Karen DeCrow, the feminist attorney and author who served as president of the National Organization for Women from 1974 to 1977, died of melanoma last Friday at 76. Although her passing was widely noted in the media, most the obituaries and tributes overlooked the more unorthodox aspects of her work. A lifelong champion of women’s rights, DeCrow was nonetheless skeptical about many key aspects of latter-day feminism, including its focus on sexual violence and male abuse of women. She was also, for much of her career, a men’s-rights activist.
DeCrow raised eyebrows in 1981 when she served as defense counsel to Frank Serpico, the former New York detective and whistleblower, in a paternity suit. Serpico claimed the plaintiff had used him as a “sperm bank” and lied about being on the Pill while knowingly trying to conceive, and asserted that he had a constitutional right not to become a parent against his will. (The family-court judge, a woman, ruled in Serpico’s favor, but he lost on appeal.)
DeCrow, by then a lawyer in private practice in Syracuse, New York, endorsed Serpico’s argument on feminist grounds. “Just as the Supreme Court has said that women have the right to choose whether or not to be parents, men should also have that right,” she told The New York Times, calling this “the only logical feminist position to take.”
Quite a few feminists disagreed. Marjory D. Fields, then co-chair of Governor Mario Cuomo’s Task Force On Domestic Violence and later a family-court judge, described the defense tactics in the case as “almost a classic antiwoman presentation: that women seduce and entrap men with their feminine wiles.” DeCrow was unfazed. In a 1982 letter to the Times, she wrote that since men have no legal power to either veto or compel an abortion, it is only just that they shouldn’t have to pay for a woman’s unilateral decision to bring the pregnancy to term: “Or, put another way, autonomous women making independent decisions about their lives should not expect men to finance their choice.”
DeCrow also championed men’s rights as fathers, arguing for a “rebuttable presumption” of shared custody after divorce. She worked with the Fathers’ Rights Association of New York State and joined the board of the Children’s Rights Council, a pro-joint custody group. More recently, she was on the board of Leading Women for Shared Parenting. (In an ironic twist, one of her fellow LW4SP board members was her old nemesis Phyllis Schlafly, whom DeCrow frequently debated on college campuses in the 1980s and 1990s.)
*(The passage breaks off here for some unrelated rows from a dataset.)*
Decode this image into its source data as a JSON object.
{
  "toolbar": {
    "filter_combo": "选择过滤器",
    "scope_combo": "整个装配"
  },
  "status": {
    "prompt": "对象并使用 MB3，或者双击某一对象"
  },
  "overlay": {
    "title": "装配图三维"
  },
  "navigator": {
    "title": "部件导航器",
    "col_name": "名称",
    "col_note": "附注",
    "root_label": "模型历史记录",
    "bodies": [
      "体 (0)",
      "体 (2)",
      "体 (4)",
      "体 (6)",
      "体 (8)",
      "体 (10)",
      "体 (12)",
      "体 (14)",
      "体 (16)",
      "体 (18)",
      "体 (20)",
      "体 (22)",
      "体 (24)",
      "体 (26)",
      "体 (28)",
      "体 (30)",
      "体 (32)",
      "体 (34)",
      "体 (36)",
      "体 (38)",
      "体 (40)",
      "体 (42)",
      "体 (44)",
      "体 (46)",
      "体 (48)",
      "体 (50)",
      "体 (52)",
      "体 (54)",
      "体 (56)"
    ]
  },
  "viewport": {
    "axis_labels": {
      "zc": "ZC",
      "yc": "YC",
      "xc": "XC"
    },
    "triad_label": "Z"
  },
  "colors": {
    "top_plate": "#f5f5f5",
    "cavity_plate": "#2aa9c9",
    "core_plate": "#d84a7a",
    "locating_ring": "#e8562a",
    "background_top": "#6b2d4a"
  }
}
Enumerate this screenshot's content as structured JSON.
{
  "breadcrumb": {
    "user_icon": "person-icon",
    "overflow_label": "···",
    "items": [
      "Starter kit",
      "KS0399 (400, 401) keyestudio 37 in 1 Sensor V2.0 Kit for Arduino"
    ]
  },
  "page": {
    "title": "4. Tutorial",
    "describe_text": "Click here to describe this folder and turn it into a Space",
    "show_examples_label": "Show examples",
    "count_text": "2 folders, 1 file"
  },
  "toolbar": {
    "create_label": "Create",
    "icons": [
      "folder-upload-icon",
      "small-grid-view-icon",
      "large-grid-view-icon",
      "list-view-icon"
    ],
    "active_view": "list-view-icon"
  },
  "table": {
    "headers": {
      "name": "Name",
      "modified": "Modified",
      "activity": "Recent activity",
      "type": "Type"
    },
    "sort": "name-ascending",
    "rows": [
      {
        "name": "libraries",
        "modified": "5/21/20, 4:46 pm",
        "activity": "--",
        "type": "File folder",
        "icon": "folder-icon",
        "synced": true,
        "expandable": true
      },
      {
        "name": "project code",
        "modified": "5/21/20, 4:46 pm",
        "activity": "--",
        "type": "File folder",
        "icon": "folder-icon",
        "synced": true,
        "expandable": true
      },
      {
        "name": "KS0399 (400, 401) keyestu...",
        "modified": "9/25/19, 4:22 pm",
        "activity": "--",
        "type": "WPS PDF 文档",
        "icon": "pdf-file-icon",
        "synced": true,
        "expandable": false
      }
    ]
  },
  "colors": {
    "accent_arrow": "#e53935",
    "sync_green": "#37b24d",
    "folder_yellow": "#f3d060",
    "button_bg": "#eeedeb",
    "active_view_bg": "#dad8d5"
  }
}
Again, DeCrow framed her position as a feminist one, arguing that getting men more involved in parenting was essential if women were to achieve equality in other pursuits. (A good explanation of her views on the subject is in a 1982 speech she gave to the National Congress of Men, reprinted in the newsletter of the Greater Syracuse chapter of NOW.) Plenty of feminists have endorsed this idea when it comes to things like equal parental leave or shared responsibility for housework and child care; Gloria Steinem has said that “women are not going to be equal outside the home until men are equal in it.” But few were willing to take the extra step of framing custody in terms of men’s rights, or siding with men against women who wanted sole custody.
DeCrow was willing to do it, and to say that many divorced mothers whose professional lives would benefit from shared custody were unreasonably opposed to this option—not only because of the social stigma of being viewed as “bad moms” but out of sheer hostility toward their ex-husbands. In a 1984 Father’s Day column, DeCrow described a conversation with a client, a divorced mother of three who was having childcare troubles because of an unusual work schedule: “‘What about the father?’ I asked. ‘Is he willing to take them during those hours?’ ‘Their father?’ she exclaimed. ‘That’s just what he wants!’”
To some feminists, this may sound like a troubling echo of misogynistic stereotypes of the spiteful ex-wife; but to DeCrow, it was a human issue, not a “gendered” one. In a 1994 interview, she lamented that “in the battle between the sexes, men and women will go practically to the end of the earth in illogical, irrational ways to give each other pain.” It’s telling that DeCrow saw such behavior as mutual; she was also sympathetic to the controversial argument that domestic violence is a two-way street. In the 1970s, she had fought sexist rape laws that allowed victims to be questioned about their chastity; in the early 1990s, she applauded Katie Roiphe’s critique of “rape-crisis feminism,” The Morning After, as a courageous challenge to a “new puritanism” that depicted women as perpetual victims of male predation. Recalling the bad old days when girls were taught to deny both their brains and their sexuality, DeCrow was tangibly impatient with the idea that “being whistled at, or even slurped at” amounted to “oppression.”
There were other heresies, too. DeCrow, who started her feminist journey by fighting sex discrimination in the workplace, contributed a foreword to Warren Farrell’s 2005 book, Why Men Earn More, which argued that the pay gap is due largely to men’s and women’s different workplace behavior and career choices; understanding these patterns, DeCrow believed, could help women’s advancement. The message aside, she was quietly bucking the party line by the mere fact of her collaboration with Farrell, who served on the board of NOW’s New York City chapter during her presidency but was excommunicated from the women’s movement over his championship of men’s liberation.